Qui di seguito è riportato il testo senza le note, le tabelle e la bibliografia. La versione completa, in formato .pdf, è scaricabile in calce.

1. L’obiettivo 30 ettari

Il contenimento dell’occupazione di suolo per fini urbani e il rafforzamento delle strategie di riqualificazione della città esistente sono da tempo entrati fra gli obiettivi della legislazione urbanistica e dei documenti di pianificazione a livello europeo e dei singoli stati membri.

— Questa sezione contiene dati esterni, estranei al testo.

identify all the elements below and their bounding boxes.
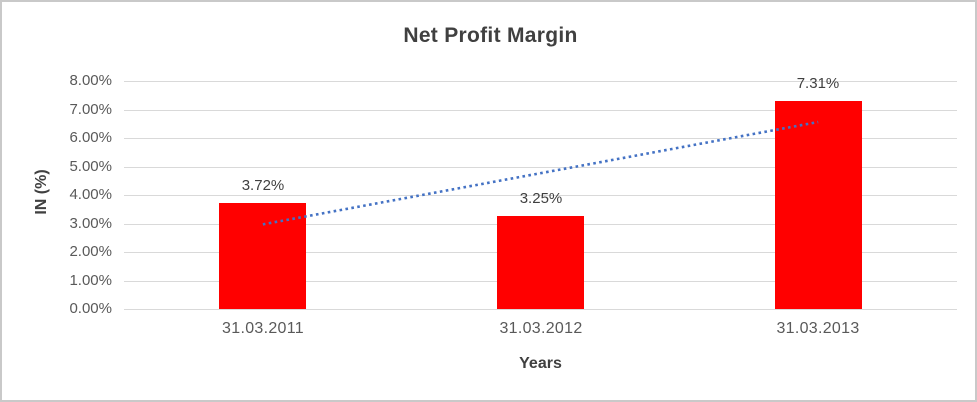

Come è noto, nella lotta all’inarrestabile espansione delle città, si è distinta soprattutto la Germania con una vasta gamma di strumenti diversi: oltre a quelli di esclusiva natura legislativa si sono messi a punto strumenti di carattere fiscale ed economico, di comunicazione e di ricerca . Il carattere distintivo delle politiche tedesche è però la definizione di un obiettivo quantitativo rispetto al quale misurare l’efficacia delle strategie adottate. Questo approccio ha portato ad alcune innovazioni rilevanti nelle pratiche di pianificazione, arricchendo il discorso tradizionale con concetti nuovi di management e di comunicazione.

La necessità di invertire, o almeno mitigare, la tendenza all’espansione urbana è stata riconosciuta, per la prima volta, dal governo tedesco nel 1985 nell’ambito della formulazione dei principi di tutela del suolo. Solo tredici anni dopo l’allora ministro per l’ambiente Angela Merkel (CDU) si era però posto l’obbiettivo di disgiungere in modo duraturo lo sviluppo economico dall’occupazione di suolo. Fu allora fissata la soglia di 30 ettari al giorno (pari a un quarto della tendenza allora in atto), alla quale limitare l’aumento di aree per insediamenti e mobilità entro il 2020.

Successivamente, l’obiettivo 30 ettari è stato ripreso dai governi rosso-verdi all’interno della strategia per uno sviluppo sostenibile (Bundesregierung, 2002) e da tutti gli altri governi che si sono succeduti . Nonostante si tratti di un obiettivo piuttosto impegnativo, da subito molte voci autorevoli lo hanno considerato soltanto una meta intermedia e si sono espressi a favore di una crescita zero nel lungo periodo (Consiglio degli esperti per le problematiche ambientali, Consiglio per lo sviluppo sostenibile, Enquete-Kommission).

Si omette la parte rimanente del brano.